Homeland Security network starts
- By Diane Frank
- Feb 23, 2004
Regional Information Sharing System
Today's launch of the Homeland Security Information Network represents an important step for cooperation among federal, state and local agencies, officials said.
The network expands the Joint Regional Information Exchange System (JRIES), a network that many states have been developing with the Defense Intelligence Agency for the last several years. By the end of the year all 50 states, the top urban areas and the Homeland Security Department will be connected through this secure network, said DHS Secretary Tom Ridge.
Going from JRIES to the new network is "one of the most exciting things that has happened, because we will have a direct link," said John Hager, assistant to the governor of Virginia for commonwealth preparedness, one of several state homeland security advisors at the launch. "We've been encouraging this for a while."
The new network should fit in well with the law enforcement information sharing networks already in place throughout the states, such as the Regional Information Sharing System, Hager said.
"This is another system that doesn't necessarily replace those systems, but is complimentary," he said. "What matters to me with this concept of intelligence sharing is the cooperation that's engendered by this opportunity."
First responders can use the network for real-time collaboration, Ridge said, speaking at the Washington, D.C., Metropolitan Police Joint Operations Center. "It is an important capability, but one that can be expanded and improved," he said.
The network rollout has two phases.

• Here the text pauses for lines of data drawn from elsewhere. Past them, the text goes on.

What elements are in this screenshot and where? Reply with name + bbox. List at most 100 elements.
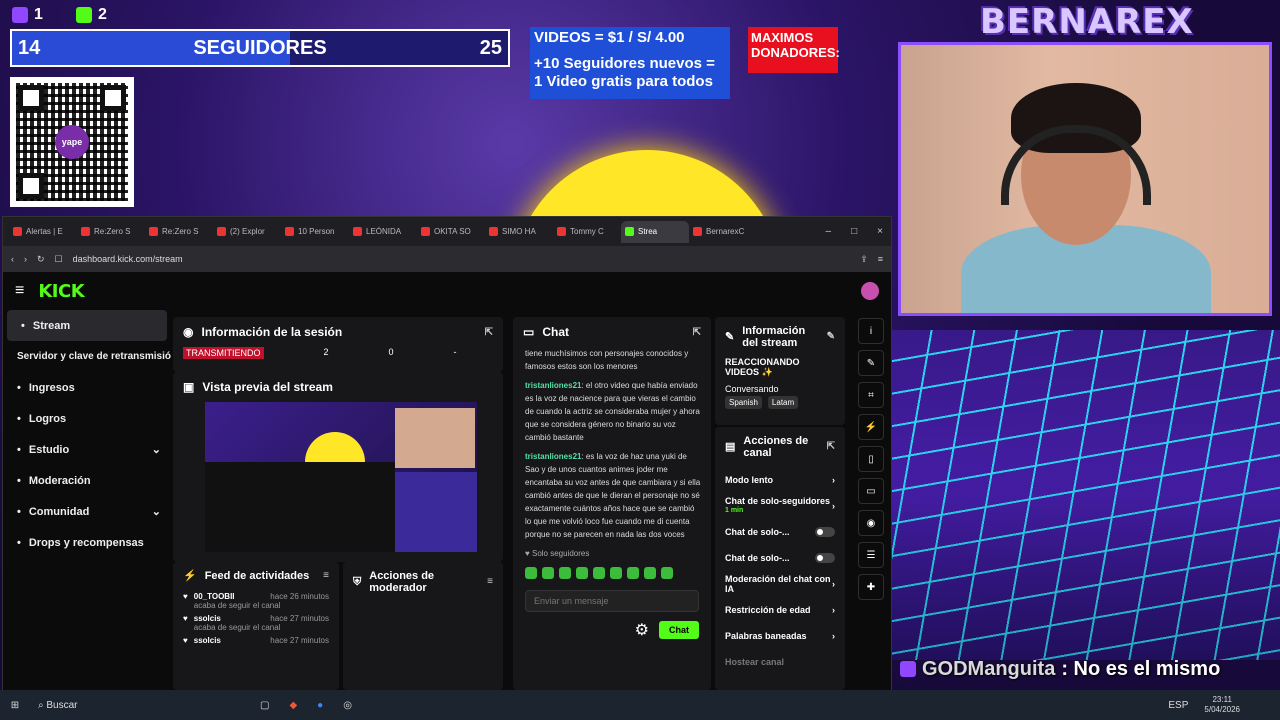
channel-action-item[interactable]: Chat de solo-...	[715, 519, 845, 545]
chrome-icon[interactable]: ●	[317, 700, 323, 711]
toggle-switch[interactable]	[815, 527, 835, 537]
sidebar-item[interactable]: • Moderación	[3, 465, 171, 496]
promo-followers: +10 Seguidores nuevos = 1 Video gratis p…	[534, 55, 715, 90]
windows-icon[interactable]: ⊞	[0, 700, 30, 711]
chat-message: tiene muchísimos con personajes conocido…	[525, 349, 689, 371]
share-icon[interactable]: ⇪	[860, 254, 868, 265]
kick-count-value: 2	[98, 6, 107, 23]
channel-action-item[interactable]: Chat de solo-...	[715, 545, 845, 571]
sidebar-item[interactable]: • Estudio ⌄	[3, 434, 171, 465]
clip-icon[interactable]: ⌗	[858, 382, 884, 408]
browser-tab[interactable]: SIMO HA	[485, 221, 553, 243]
twitch-count: 1	[12, 6, 43, 24]
chat-icon[interactable]: ▭	[858, 478, 884, 504]
stream-preview-video[interactable]	[205, 402, 477, 552]
maximize-icon[interactable]: □	[851, 226, 857, 237]
tab-title: (2) Explor	[230, 227, 265, 236]
menu-icon[interactable]: ≡	[878, 254, 883, 264]
emote-bar[interactable]	[513, 566, 711, 590]
bookmark-icon[interactable]: ☐	[55, 254, 63, 265]
filter-icon[interactable]: ≡	[487, 576, 493, 588]
channel-action-item[interactable]: Moderación del chat con IA ›	[715, 571, 845, 597]
browser-tab[interactable]: LEÓNIDA	[349, 221, 417, 243]
clock[interactable]: 23:11 5/04/2026	[1204, 695, 1240, 715]
sidebar-item[interactable]: • Stream	[7, 310, 167, 341]
browser-tab[interactable]: Re:Zero S	[77, 221, 145, 243]
forward-icon[interactable]: ›	[24, 254, 27, 264]
followers-goal: 25	[479, 36, 502, 59]
sidebar-item[interactable]: • Drops y recompensas	[3, 527, 171, 558]
browser-tab[interactable]: (2) Explor	[213, 221, 281, 243]
toggle-switch[interactable]	[815, 553, 835, 563]
channel-action-item[interactable]: Chat de solo-seguidores 1 min ›	[715, 493, 845, 519]
browser-tab[interactable]: BernarexC	[689, 221, 757, 243]
heart-icon: ♥	[183, 592, 188, 601]
channel-action-item[interactable]: Restricción de edad ›	[715, 597, 845, 623]
brave-icon[interactable]: ◆	[289, 700, 297, 711]
browser-tab[interactable]: Strea	[621, 220, 689, 243]
edit-icon[interactable]: ✎	[827, 331, 835, 343]
chevron-right-icon: ›	[832, 579, 835, 589]
info-icon[interactable]: i	[858, 318, 884, 344]
filter-icon[interactable]: ≡	[323, 570, 329, 582]
language-indicator[interactable]: ESP	[1168, 700, 1188, 711]
tab-favicon-icon	[217, 227, 226, 236]
url-field[interactable]: dashboard.kick.com/stream	[73, 254, 851, 264]
browser-tab[interactable]: OKITA SO	[417, 221, 485, 243]
obs-icon[interactable]: ◎	[343, 700, 352, 711]
sidebar-item[interactable]: • Ingresos	[3, 372, 171, 403]
chat-text: : es la voz de haz una yuki de Sao y de …	[525, 452, 701, 539]
broadcast-icon[interactable]: ◉	[858, 510, 884, 536]
task-view-icon[interactable]: ▢	[260, 700, 269, 711]
browser-tab[interactable]: Tommy C	[553, 221, 621, 243]
chat-username[interactable]: tristanliones21	[525, 452, 581, 461]
browser-tab[interactable]: Re:Zero S	[145, 221, 213, 243]
sidebar-item[interactable]: • Logros	[3, 403, 171, 434]
channel-action-label-wrap: Hostear canal	[725, 657, 784, 667]
channel-action-item[interactable]: Hostear canal	[715, 649, 845, 675]
kick-dashboard: ≡ KICK • Stream Servidor y clave de retran…	[3, 272, 891, 690]
kick-icon	[76, 7, 92, 23]
list-icon[interactable]: ☰	[858, 542, 884, 568]
stream-tag[interactable]: Latam	[767, 396, 799, 409]
wrench-icon[interactable]: ✚	[858, 574, 884, 600]
doc-icon[interactable]: ▯	[858, 446, 884, 472]
taskbar-search[interactable]: ⌕ Buscar	[30, 700, 140, 711]
browser-tab[interactable]: Alertas | E	[9, 221, 77, 243]
pin-icon: ✎	[725, 331, 735, 343]
chat-send-button[interactable]: Chat	[659, 621, 699, 639]
shield-icon: ⛨	[353, 576, 362, 588]
chart-icon: •	[17, 381, 21, 394]
feed-user: ssolcis	[193, 614, 221, 623]
popout-icon[interactable]: ⇱	[485, 327, 493, 338]
sidebar-item[interactable]: Servidor y clave de retransmisión	[3, 341, 171, 372]
back-icon[interactable]: ‹	[11, 254, 14, 264]
close-icon[interactable]: ×	[877, 226, 883, 237]
bolt-icon[interactable]: ⚡	[858, 414, 884, 440]
channel-action-item[interactable]: Modo lento ›	[715, 467, 845, 493]
kick-logo[interactable]: KICK	[38, 281, 84, 302]
chat-input[interactable]	[525, 590, 699, 612]
reload-icon[interactable]: ↻	[37, 254, 45, 265]
channel-action-item[interactable]: Palabras baneadas ›	[715, 623, 845, 649]
followers-label: SEGUIDORES	[193, 36, 327, 59]
sidebar-item[interactable]: • Comunidad ⌄	[3, 496, 171, 527]
edit-icon[interactable]: ✎	[858, 350, 884, 376]
stream-tag[interactable]: Spanish	[725, 396, 762, 409]
clock-date: 5/04/2026	[1204, 705, 1240, 714]
browser-tab[interactable]: 10 Person	[281, 221, 349, 243]
tab-title: 10 Person	[298, 227, 335, 236]
chat-username[interactable]: tristanliones21	[525, 381, 581, 390]
popout-icon[interactable]: ⇱	[693, 327, 701, 338]
sidebar-item-label: Comunidad	[28, 505, 90, 518]
stream-category: Conversando	[725, 384, 779, 394]
top-donors-label: MAXIMOS DONADORES:	[748, 27, 840, 73]
stream-preview-panel: ▣ Vista previa del stream	[173, 372, 503, 562]
avatar[interactable]	[861, 282, 879, 300]
settings-icon[interactable]: ⚙	[635, 620, 649, 640]
minimize-icon[interactable]: –	[826, 226, 832, 237]
hamburger-icon[interactable]: ≡	[15, 282, 24, 300]
twitch-count-value: 1	[34, 6, 43, 23]
popout-icon[interactable]: ⇱	[827, 441, 835, 453]
chat-message: tristanliones21: el otro video que había…	[513, 379, 711, 450]
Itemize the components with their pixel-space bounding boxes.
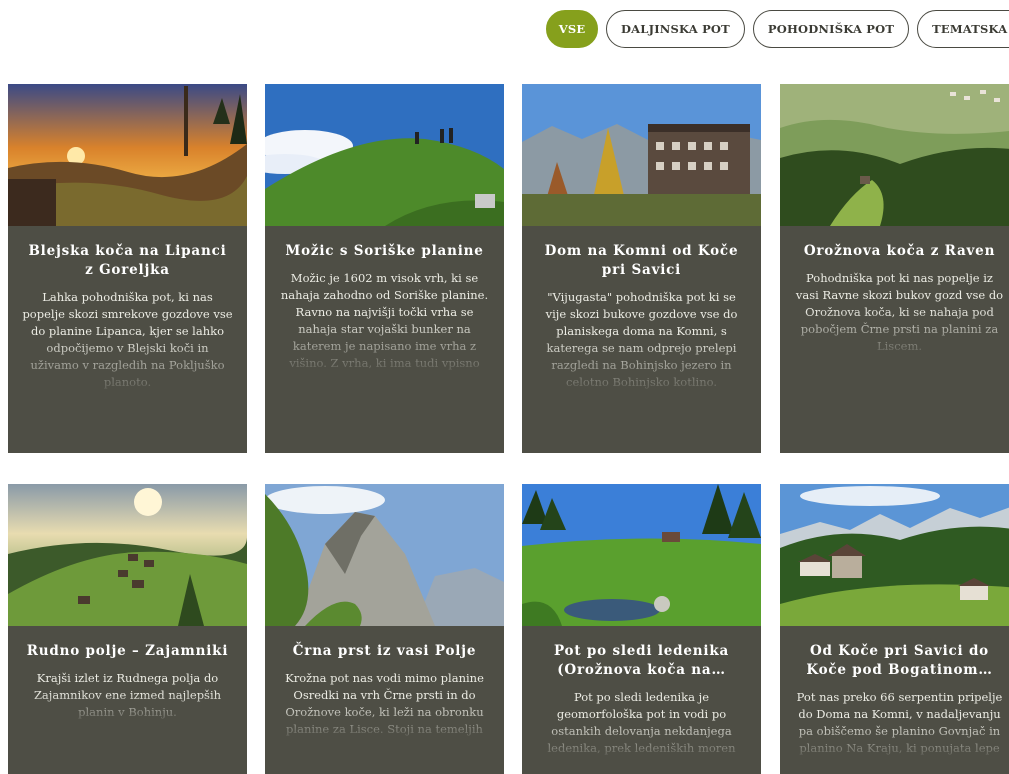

The first, to be finished by this fall, will focus on connecting more than 300 state and local government entities and more than 5,000 officials. The second, scheduled for completion by year's end, will collaborate on training and enhance the network to handle classified information up to the secret level.
In the future, more cities, territories and other U.S. entities will be included -- even the private sector, Ridge said. "It will be both user friendly, and will be used by more of our friends," he said.